Non-linearity in speaking is an illusion. You are always appending words to the transcript of time.
When speaking, you’re confined to the best you can do in the moment, given the constraints. If you can’t think of the perfect word, you might substitute a passable replacement. You might use several words to describe your idea. You likely won’t pause in silence while you think of the right word.
Speaking uses mental bandwidth you might have allocated to thinking. When you start saying words, you only have so much time before you need to say other words. That is just how speaking works. You’re freestyling your abstract thoughts. It’s hard to say things exactly as you want given these constraints.
If you need to communicate yourself clearly through speech, you probably will prepare and practice beforehand. You’ll structure and organize your thoughts. You will consider your argument, counterarguments, and your audience. When you speak your ideas, you will have already done most of your thinking and can focus on delivery.

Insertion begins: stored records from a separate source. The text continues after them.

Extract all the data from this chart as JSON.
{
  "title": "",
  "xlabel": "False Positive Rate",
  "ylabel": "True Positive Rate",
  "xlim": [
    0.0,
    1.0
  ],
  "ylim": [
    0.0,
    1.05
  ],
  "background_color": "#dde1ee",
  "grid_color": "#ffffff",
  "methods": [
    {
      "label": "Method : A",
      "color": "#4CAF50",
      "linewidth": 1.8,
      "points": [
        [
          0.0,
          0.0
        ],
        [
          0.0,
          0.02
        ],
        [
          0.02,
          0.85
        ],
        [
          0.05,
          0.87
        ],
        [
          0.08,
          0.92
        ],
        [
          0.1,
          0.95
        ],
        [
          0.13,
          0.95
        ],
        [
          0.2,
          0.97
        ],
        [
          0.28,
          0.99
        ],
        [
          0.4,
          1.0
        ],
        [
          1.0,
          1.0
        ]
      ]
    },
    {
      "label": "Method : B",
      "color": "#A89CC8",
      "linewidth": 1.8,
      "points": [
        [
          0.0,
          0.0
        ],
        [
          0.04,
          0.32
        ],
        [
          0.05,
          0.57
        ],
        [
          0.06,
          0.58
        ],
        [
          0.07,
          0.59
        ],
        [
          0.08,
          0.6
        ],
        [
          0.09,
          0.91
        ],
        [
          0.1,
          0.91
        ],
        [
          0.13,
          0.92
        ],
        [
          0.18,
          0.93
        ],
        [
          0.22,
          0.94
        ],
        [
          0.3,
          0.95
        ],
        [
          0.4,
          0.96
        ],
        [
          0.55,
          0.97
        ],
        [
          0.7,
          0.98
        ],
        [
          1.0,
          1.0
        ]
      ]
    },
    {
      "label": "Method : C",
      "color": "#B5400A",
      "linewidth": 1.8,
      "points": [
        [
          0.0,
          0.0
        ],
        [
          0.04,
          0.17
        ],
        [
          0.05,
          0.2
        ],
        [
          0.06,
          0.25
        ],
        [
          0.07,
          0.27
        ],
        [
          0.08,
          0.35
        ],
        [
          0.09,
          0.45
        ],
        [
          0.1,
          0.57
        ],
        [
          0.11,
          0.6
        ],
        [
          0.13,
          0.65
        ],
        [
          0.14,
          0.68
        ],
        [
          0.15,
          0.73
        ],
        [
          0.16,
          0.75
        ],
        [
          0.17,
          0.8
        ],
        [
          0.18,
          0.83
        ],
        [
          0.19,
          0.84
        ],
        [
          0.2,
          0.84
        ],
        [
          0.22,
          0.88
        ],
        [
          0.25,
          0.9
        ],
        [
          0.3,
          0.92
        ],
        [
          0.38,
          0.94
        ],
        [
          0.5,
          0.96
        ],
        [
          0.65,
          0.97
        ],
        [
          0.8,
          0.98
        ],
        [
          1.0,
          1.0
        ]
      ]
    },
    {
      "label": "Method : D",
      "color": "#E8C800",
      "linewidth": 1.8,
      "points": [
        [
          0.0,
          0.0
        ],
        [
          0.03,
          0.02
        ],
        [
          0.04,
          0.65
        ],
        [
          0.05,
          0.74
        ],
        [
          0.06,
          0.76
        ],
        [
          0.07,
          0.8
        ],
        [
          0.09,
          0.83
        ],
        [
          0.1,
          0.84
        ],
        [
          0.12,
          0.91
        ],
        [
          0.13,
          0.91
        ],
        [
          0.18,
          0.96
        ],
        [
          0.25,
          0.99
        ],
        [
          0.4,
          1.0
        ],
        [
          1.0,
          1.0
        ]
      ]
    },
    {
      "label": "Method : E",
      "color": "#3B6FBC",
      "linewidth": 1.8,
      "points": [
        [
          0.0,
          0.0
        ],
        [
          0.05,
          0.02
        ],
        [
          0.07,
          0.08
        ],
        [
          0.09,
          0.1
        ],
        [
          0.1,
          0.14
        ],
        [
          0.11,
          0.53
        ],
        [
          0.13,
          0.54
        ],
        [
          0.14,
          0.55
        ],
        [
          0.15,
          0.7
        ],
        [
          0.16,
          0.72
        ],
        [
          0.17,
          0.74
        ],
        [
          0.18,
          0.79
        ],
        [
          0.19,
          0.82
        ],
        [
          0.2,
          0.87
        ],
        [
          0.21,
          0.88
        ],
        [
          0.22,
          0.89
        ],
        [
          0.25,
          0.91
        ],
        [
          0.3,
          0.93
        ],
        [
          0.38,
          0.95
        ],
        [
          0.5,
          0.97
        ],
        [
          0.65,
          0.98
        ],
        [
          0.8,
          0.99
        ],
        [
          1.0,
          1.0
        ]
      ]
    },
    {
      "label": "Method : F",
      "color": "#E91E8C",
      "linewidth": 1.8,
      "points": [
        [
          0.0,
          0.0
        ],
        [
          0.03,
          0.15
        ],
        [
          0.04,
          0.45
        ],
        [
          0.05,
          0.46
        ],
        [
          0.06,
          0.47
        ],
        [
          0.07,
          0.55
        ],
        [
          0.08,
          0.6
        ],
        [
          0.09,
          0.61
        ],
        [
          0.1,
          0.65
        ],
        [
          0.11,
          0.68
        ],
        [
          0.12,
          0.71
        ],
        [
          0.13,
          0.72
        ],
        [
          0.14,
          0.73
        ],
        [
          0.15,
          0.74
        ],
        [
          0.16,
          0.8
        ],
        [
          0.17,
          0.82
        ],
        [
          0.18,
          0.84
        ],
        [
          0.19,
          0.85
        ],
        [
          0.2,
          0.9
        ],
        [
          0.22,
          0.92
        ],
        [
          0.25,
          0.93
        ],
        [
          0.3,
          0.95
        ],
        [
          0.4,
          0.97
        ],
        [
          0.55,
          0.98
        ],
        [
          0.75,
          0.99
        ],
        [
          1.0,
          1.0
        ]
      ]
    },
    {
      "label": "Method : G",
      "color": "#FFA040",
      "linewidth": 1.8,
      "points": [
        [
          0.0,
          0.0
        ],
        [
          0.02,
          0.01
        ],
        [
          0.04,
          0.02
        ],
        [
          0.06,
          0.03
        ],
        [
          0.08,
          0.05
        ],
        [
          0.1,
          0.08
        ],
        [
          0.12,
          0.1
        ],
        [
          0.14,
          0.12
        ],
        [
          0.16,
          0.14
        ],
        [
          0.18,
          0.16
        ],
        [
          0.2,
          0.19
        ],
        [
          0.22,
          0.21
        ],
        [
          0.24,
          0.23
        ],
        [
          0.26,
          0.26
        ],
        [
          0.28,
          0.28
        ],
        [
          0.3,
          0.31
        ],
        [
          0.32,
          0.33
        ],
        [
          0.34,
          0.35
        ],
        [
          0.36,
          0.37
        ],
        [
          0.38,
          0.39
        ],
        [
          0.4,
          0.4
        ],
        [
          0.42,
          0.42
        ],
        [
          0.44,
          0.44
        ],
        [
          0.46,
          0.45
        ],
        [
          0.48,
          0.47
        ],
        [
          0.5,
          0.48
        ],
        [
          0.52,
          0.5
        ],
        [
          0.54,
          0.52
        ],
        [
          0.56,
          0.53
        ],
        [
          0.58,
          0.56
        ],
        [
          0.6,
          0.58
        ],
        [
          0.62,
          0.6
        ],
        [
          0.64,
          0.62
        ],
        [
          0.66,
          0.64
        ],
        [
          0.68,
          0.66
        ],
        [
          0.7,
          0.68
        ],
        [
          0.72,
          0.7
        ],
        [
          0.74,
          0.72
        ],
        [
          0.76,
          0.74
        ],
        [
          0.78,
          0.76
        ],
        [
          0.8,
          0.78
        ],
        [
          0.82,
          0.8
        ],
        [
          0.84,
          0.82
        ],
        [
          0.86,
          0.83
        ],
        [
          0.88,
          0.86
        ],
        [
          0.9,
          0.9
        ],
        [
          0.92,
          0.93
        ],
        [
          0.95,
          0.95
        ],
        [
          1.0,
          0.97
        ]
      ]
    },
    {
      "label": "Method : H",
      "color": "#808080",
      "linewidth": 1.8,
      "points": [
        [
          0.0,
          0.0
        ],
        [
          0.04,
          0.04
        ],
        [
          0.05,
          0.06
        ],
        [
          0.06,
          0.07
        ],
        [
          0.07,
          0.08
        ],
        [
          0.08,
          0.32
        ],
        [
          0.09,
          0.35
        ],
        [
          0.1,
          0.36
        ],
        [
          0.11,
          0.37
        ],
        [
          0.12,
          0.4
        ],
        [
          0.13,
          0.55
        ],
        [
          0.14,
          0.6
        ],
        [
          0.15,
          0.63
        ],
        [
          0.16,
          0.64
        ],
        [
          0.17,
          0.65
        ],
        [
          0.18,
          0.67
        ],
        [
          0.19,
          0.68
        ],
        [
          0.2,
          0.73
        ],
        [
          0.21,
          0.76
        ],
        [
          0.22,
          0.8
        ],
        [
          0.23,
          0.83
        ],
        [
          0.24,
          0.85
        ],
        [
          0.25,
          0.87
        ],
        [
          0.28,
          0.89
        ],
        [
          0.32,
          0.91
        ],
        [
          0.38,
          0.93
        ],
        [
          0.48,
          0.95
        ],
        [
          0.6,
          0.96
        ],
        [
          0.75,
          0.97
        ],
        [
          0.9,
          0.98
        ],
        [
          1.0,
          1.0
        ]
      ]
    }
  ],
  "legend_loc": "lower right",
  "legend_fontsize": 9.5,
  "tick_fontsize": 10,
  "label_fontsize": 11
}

In conversation, you never quite know what your conversation partner will say. You spend mental bandwidth listening and processing what the other person is saying. When it’s your turn to speak, you will have just finished hearing the thoughts of your partner and then you need to verbalize your own thoughts to respond.
How can you listen, think, and figure out what you’re going to say all at once?

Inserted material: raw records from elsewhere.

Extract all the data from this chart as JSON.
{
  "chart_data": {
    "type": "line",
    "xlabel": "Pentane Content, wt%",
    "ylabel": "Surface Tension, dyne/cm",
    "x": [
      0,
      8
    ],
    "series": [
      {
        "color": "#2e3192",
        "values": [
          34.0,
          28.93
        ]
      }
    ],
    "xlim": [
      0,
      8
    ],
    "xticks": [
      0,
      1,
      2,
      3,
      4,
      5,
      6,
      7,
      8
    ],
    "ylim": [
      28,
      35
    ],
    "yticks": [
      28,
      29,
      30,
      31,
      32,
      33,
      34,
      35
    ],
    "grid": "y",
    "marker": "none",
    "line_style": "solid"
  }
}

At best, your mental bandwidth is split. In practice, you are reacting. With practice and the preparation of experience, you respond coherently and clearly. But it’s hard to imagine doing your best thinking under such tight mental constraints.
Writing is nonlinear
Your best idea is unlikely to be your first idea. Your clearest thought is unlikely to be your first.
It’s challenging and effortful to think things through. It’s often complicated, requires research, presents tradeoffs. Most things are complicated if you take the time to look at them closely.
Writing is a better fit than speaking for thinking because writing allows for nonlinear interaction with ideas. With thoughts laid out in words, you can fluidly jump between paragraphs, reorder how concepts are introduced, swoop in and change a single word or phrase for clarity.
You can sit with your work, take breaks when you’re tired, and return when you are inspired. You can evolve and define your ideas. You think.
Writing changes your ideas
Writing is thinking because when you write about something, your ideas change with the writing. You are a slightly different person at the end of writing a work than you were before.
Writing needs to be focused, in part, to ensure you can actually stop writing. To provide a reasonable spot to conclude work.
The writing that feels most worthwhile leaves me with as many new questions as answers.
Yet this always means a writer is cursed to spend forever chasing their tail, writing to think, writing to think.
Writing and agents
When working with agents, the most common difficulty I hear when someone feels they are not having success is that the agent is failing to do what they want it to do. Typically, this challenge results from not having done the necessary thinking about what is to be done.
Knowing what you want is the only way to collaborate successfully with a coding agent. These tools are trained to be instruction following. In a void of instructions, they often make median, flavorless decisions. In a void of context, they attempt to fill in the gaps as best they can.
Context engineering (a topic worthy of its own post) is a downstream application of knowing what you want.
You can only begin to know what you want by thinking about what it is you need to accomplish.
You write to do this thinking. As you write more, you think more and refine your approach.
So if you are struggling getting a coding agent to do what you want, think about what it is that you want to accomplish. Write it down.
Once you’re finished, you will have done your thinking and you will have written your prompt as well.